108 U.S. 162 (1883)

GOLDENBERG and Another v. MURPHY, Collector.

Supreme Court of United States.

Decided March 26th, 1883.

Attorney(s) appearing for the Case

Mr. S.G. Clarke for the plaintiffs.

Mr. Assistant Attorney-General Maury for the defendant.

MR. CHIEF JUSTICE WAITE delivered the opinion of the court.

This was a suit to recover back duties on imports paid under protest, commenced in the Superior Court of the City of New York, before the enactment of the Revised Statutes, and the only question presented by the writ of error is, whether the suit was "brought within ninety days after the decision of the Secretary," as required by the act of June 30th, 1864, c. 171, sec. 14, 13 Stat. 215, then in force. The facts are, that the decision was made by the Secretary on the 28th of May, 1872, and it was agreed at the trial that the ninety days expired on the 26th of August. A summons in the case was made out in due form of law, bearing date August 21st, 1872, and efforts were made to serve it on the collector without the intervention of the sheriff, but failing in this, the summons was, on the 26th of August, delivered to and received by the sheriff of the county of New York, where the collector resided, with the intent that it should be actually served. Service was in fact made on the 27th.

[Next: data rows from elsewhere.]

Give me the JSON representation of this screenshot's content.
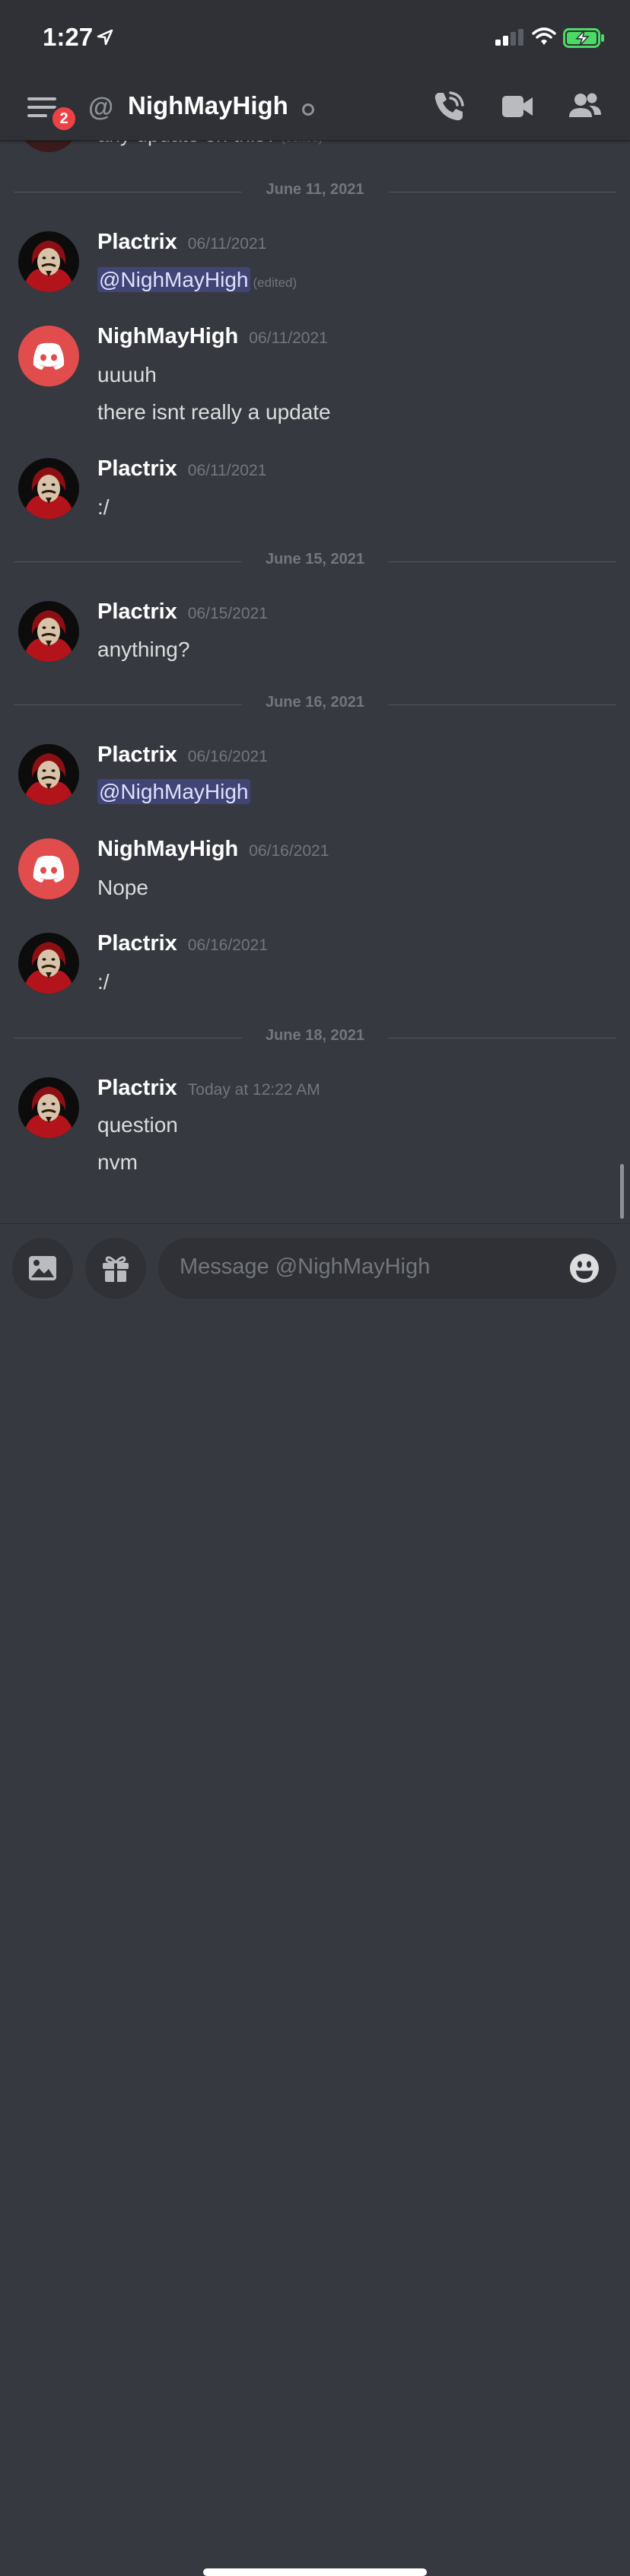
{
  "status_bar": {
    "time": "1:27"
  },
  "header": {
    "unread_badge": "2",
    "channel_prefix": "@",
    "channel_name": "NighMayHigh"
  },
  "partial_message": {
    "text": "any update on this?",
    "edited": "(edited)"
  },
  "messages_region": [
    {
      "type": "divider",
      "text": "June 11, 2021"
    },
    {
      "type": "message",
      "author": "Plactrix",
      "avatar": "plactrix-avatar",
      "time": "06/11/2021",
      "lines": [
        {
          "mention": "@NighMayHigh",
          "edited": "(edited)"
        }
      ]
    },
    {
      "type": "message",
      "author": "NighMayHigh",
      "avatar": "discord-logo",
      "time": "06/11/2021",
      "lines": [
        {
          "text": "uuuuh"
        },
        {
          "text": "there isnt really a update"
        }
      ]
    },
    {
      "type": "message",
      "author": "Plactrix",
      "avatar": "plactrix-avatar",
      "time": "06/11/2021",
      "lines": [
        {
          "text": ":/"
        }
      ]
    },
    {
      "type": "divider",
      "text": "June 15, 2021"
    },
    {
      "type": "message",
      "author": "Plactrix",
      "avatar": "plactrix-avatar",
      "time": "06/15/2021",
      "lines": [
        {
          "text": "anything?"
        }
      ]
    },
    {
      "type": "divider",
      "text": "June 16, 2021"
    },
    {
      "type": "message",
      "author": "Plactrix",
      "avatar": "plactrix-avatar",
      "time": "06/16/2021",
      "lines": [
        {
          "mention": "@NighMayHigh"
        }
      ]
    },
    {
      "type": "message",
      "author": "NighMayHigh",
      "avatar": "discord-logo",
      "time": "06/16/2021",
      "lines": [
        {
          "text": "Nope"
        }
      ]
    },
    {
      "type": "message",
      "author": "Plactrix",
      "avatar": "plactrix-avatar",
      "time": "06/16/2021",
      "lines": [
        {
          "text": ":/"
        }
      ]
    },
    {
      "type": "divider",
      "text": "June 18, 2021"
    },
    {
      "type": "message",
      "author": "Plactrix",
      "avatar": "plactrix-avatar",
      "time": "Today at 12:22 AM",
      "lines": [
        {
          "text": "question"
        },
        {
          "text": "nvm"
        }
      ]
    }
  ],
  "composer": {
    "placeholder": "Message @NighMayHigh"
  },
  "colors": {
    "background": "#36393f",
    "header": "#2f3136",
    "badge": "#ed4245",
    "discord_red": "#e14c4c",
    "mention": "#5865f2"
  },
  "icons": [
    "location-arrow-icon",
    "signal-icon",
    "wifi-icon",
    "battery-charging-icon",
    "hamburger-menu-icon",
    "phone-call-icon",
    "video-camera-icon",
    "members-icon",
    "image-icon",
    "gift-icon",
    "emoji-icon"
  ]
}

The New York Code of Civil Procedure, sec. 99, is as follows:

"An action is commenced as to each defendant when the summons is served on him, or on a co-defendant, who is a joint contractor, or otherwise united in interest with him.

"An attempt to commence an action is deemed equivalent to the commencement thereof, within the meaning of this title, when the summons is delivered, with intent that it shall be actually served, to the sheriff or other officer of the county in which the defendants, or one of them, usually or last resided."

A suit is brought when in law it is commenced, and we see no significance in the fact that in the legislation of Congress on the subject of limitations the word "commenced" is sometimes used, and at other times the word "brought." In this connection the two words evidently mean the same thing, and are used interchangeably. As this suit was begun in a State court of New York, the laws of that State must determine when it was brought, and as that is prescribed by statute, we have no need of inquiry as to the practice in other States, or the rules of the common law.

As it was conceded that under the decision of this court in Arthur v. Lahey, 96 U.S. 112, the importers were entitled to a verdict if the suit was brought in time, it follows that the instruction of the court to find for collector was erroneous.

The judgment is reversed, and the cause remanded for a new trial.